I rubbed my brow, trying to think. Rollo had brought back his ball, but seeing that Ian was in no mood to play, dropped it by his feet and leaned against his leg, panting.
“Malva,” I said finally. “Did she tell you? Before, I mean.”
“Ye think I scorned her, and that’s what made her accuse Uncle Jamie?” He gave me a wry look, absently scratching Rollo’s ruff. “Well, I wouldna blame ye if ye did, Auntie, but no. She said not a word to me about the matter. If she had, I should ha’ marrit her at once.”
The hurdle of confession overcome, he was talking more easily now.
“You didn’t think of marrying her first?” I said, with perhaps a slight tinge of acerbity.
“Ah . . . no,” he said, very sheepish. “It wasna precisely a matter of—well, I wasna thinking at all, Auntie. I was drunk. The first time, anyway,” he added as an afterthought.
“The first—? How many— No, don’t tell me. I don’t want to know the gory details.” I shut him up with a brusque gesture, and sat up straight, struck by a thought. “Bobby Higgins. Was that—”
He nodded, lowering his lashes so I couldn’t see his eyes. The blood had come up under his tan.
“Aye. That was why—I mean, I didna really wish to marry her, to begin with, but still, I would have asked, after we . . . but I put it off a bit, and—” He scrubbed a hand across his face, helpless. “Well, I didna want her to wife, but I couldna keep from wanting her, nonetheless, and I ken well enough how awful it must seem—but I’ve got to tell the truth, Auntie, and that’s it.” He took a gulp of air, and continued.
“I’d—wait for her. In the woods, when she came to gather. She’d not speak when she saw me, only smile, and raise her skirts a bit, then turn quick and run and . . . God, I should be after her like a dog after a bitch in heat,” he said bitterly. “But then one day I came late, and she wasna there where we usually met. But I heard her laughing, far off, and when I went to see . . .”
He twisted his hands hard enough to dislocate a finger, grimacing, and Rollo whined softly.
“Let us just say that yon bairn might well be Bobby Higgins’s, too,” he said, biting off the words.

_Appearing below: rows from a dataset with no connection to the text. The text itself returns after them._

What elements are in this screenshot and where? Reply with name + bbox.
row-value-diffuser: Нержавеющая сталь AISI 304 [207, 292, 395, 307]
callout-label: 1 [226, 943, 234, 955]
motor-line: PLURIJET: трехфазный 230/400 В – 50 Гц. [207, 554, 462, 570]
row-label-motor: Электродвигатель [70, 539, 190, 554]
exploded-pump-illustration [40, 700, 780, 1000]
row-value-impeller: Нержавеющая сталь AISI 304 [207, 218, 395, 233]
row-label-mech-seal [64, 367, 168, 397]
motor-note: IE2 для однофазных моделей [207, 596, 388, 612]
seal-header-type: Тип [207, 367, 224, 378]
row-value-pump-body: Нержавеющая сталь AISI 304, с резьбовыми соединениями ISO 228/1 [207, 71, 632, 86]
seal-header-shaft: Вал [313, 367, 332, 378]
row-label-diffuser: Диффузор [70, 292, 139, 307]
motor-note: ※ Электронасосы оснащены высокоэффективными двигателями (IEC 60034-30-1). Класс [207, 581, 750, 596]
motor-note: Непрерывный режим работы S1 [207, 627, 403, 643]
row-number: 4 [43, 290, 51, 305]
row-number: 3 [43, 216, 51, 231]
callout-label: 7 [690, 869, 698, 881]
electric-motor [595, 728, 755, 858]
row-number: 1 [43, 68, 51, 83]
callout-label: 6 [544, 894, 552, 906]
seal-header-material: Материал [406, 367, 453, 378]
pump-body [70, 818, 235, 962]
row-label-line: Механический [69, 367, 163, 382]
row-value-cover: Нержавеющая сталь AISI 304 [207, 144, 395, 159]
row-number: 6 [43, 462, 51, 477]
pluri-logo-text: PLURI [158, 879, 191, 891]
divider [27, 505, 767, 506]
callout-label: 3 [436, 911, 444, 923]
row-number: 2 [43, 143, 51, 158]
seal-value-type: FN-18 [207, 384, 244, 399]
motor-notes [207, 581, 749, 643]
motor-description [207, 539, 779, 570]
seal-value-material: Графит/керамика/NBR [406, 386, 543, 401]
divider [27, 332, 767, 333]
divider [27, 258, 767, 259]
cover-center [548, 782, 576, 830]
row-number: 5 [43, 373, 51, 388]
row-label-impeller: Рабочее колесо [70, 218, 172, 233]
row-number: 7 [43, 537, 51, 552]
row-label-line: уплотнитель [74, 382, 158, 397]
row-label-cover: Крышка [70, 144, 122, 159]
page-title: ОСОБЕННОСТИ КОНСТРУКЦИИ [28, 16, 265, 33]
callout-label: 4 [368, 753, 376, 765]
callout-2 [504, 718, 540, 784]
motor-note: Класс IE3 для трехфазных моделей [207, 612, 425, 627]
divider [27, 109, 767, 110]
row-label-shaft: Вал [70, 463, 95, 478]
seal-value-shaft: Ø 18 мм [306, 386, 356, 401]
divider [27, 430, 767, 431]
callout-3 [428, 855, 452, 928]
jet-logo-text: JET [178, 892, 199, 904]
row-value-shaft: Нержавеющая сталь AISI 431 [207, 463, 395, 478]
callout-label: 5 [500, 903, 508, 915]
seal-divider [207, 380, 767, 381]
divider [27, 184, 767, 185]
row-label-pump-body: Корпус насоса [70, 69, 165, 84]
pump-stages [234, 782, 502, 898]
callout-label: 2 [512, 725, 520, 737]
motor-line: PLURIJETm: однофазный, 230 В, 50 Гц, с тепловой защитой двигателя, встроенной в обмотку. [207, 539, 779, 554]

I felt suddenly exhausted, as I had when recovering from my illness, as though it was too much effort even to breathe. I leaned back against the palisades, feeling the cool papery rustle of grape leaves against my neck, fanning softly over my heated cheeks.
Ian bent forward, head in his hands, the dappled green shadows playing over him.
“What shall I do?” he asked at last, voice muffled. He sounded as tired as I felt. “I dinna mind saying that I—that the child might be mine. But would it help, d’ye think?”
“No,” I said bleakly. “It wouldn’t.” Public opinion would not be changed in the slightest; everyone would simply assume that Ian was lying for his uncle’s sake. Even if he were to marry the girl, it wouldn’t—
A thought struck me and I pulled myself upright again.
“You said you didn’t want to marry her, even before you knew about Bobby. Why?” I asked curiously.
He lifted his head from his hands with a helpless gesture.
“I dinna ken how to say it. She was—well, she was bonnie enough, aye, and a proper spirit to her, as well. But she . . . I dinna ken, Auntie. It was only that I always had the feeling, lying wi’ her—that I dare not fall asleep.”